At the end of 2014, I was feeling pretty good celebrating 4 years since my first ‘big’ surgery in 2010. It prompted me to write a blog – Surgery – the gift that keeps on giving. In that blog I really just wanted to say I was grateful for the early surgical treatment and as I was just about to spend another Christmas with my family, I was reminiscing what a wonderful gift it was at the time……….and of course it remains so today. Other than some detail of the surgery, I didn’t get too technical, I just wanted to generate a thankful and festive mood. However, a recent private message from a subscriber prompted me to study the current benefits of surgery for Neuroendocrine Tumours (NETs) in more detail just to ensure my understanding was still in line with best practice.
It’s very well known that NETs can present a major challenge to physicians in their recognition and treatment requirements. For example, Midgut NETs are the most common cause of carcinoid syndrome, not only for requiring surgery for primary and mesenteric tumours to minimise the risk for abdominal complications and future growth; but also for removal of liver and other metastases to palliate hormonal symptoms. Ditto for pancreatic neuroendocrine tumours (pNETs), insulinoma, gastrinoma, somatostatinoma and VIPoma often cause severe symptoms of hormone excess despite their inconspicuous size.
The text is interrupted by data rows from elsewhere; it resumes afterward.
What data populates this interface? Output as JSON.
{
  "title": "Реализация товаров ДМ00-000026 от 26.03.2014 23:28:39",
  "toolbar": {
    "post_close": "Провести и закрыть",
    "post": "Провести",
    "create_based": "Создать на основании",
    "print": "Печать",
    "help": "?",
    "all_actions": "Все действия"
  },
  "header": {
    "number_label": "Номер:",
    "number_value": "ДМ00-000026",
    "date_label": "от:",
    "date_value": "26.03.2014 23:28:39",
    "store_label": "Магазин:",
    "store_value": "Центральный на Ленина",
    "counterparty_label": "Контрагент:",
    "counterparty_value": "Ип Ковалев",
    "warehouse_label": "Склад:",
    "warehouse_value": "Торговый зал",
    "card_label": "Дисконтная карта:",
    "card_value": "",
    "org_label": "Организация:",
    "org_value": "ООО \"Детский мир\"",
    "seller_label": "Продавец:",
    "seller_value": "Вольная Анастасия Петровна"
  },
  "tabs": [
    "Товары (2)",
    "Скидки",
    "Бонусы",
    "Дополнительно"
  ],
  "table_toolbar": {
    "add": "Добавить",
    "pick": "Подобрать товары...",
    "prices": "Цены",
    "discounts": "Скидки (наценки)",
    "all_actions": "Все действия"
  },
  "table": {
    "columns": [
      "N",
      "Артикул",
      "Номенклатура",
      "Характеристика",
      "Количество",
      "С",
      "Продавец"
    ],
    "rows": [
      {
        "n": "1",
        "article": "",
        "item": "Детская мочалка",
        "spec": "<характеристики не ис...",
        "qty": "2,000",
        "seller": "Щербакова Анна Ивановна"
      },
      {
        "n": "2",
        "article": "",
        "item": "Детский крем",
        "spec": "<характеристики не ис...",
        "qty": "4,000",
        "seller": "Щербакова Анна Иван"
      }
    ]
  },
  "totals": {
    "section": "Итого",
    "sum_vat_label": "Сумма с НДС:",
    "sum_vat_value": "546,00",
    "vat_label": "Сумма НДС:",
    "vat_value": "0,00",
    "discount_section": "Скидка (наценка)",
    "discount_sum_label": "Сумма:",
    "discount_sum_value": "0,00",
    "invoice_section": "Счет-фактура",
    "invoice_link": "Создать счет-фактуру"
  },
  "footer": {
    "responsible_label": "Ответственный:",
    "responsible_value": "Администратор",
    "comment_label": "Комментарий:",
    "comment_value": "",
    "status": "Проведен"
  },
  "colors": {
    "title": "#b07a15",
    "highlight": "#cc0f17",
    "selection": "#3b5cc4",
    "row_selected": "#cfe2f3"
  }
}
Some tumours can be quite large and require extensive surgery to remove.
I searched reputable websites and European and North American NET treatment guidelines to find that surgical treatment of these tumours still appears to be increasingly important and not just for curative treatment (where this is possible) but also for symptom palliation and survival. Although more treatment modalities are available than ever before (e.g. radiotherapy including PRRT, liver embolisation, liver ablation, somatostatin analogues and other new drugs and chemo combinations), surgery still appears to be the mainstay treatment to be offered when it is appropriate. For some it isn’t appropriate or will be held in reserve for watch and wait scenarios or as ‘adjuvant’ treatment downstream. On paper, it appears to be the only current option for a curative scenario if the cancer is caught early enough.
I had an amazing surgeon with an impressive CV in Neuroendocrine disease. He believes in early and aggressive surgery (within normal guidelines) and always in conjunction with other treatment modalities and only when required. I found a video of one of his lectures which you may find useful. Another surgeon who talks with knowledge and passion is Dr Pommier and one of his videos can be viewed here. I’m sure there are many others. They are different characters but they both seem to believe in getting as much tumour out as early as possible and also emphasise that sometimes it can be too risky so the focus moves to other treatment. Both presentations provide statistical evidence that debulking/cytoreductive surgery can often offer a better outlook even for those with advanced neuroendocrine disease.
I think I have a soft spot for surgeons – they also seem to love their job despite it being particularly ‘gory’. On the subject of ‘gory’, I recently came across another surgical video which I found totally fascinating. This one contains amazing footage of real surgery and if you are like me, you will find this very educational. It’s also fairly recent (2014) so perhaps offers more up to date techniques. It’s also a very well structured presentation. Some of you might have seen it before and some of you could even have even been at the presentation! If you don’t have time, skip forward to approximately ’19 minutes’ and watch them take out large and small tumours of the liver using a technique called enucleation! (Click here to watch).
Hope you enjoyed this session as much as I enjoyed writing it!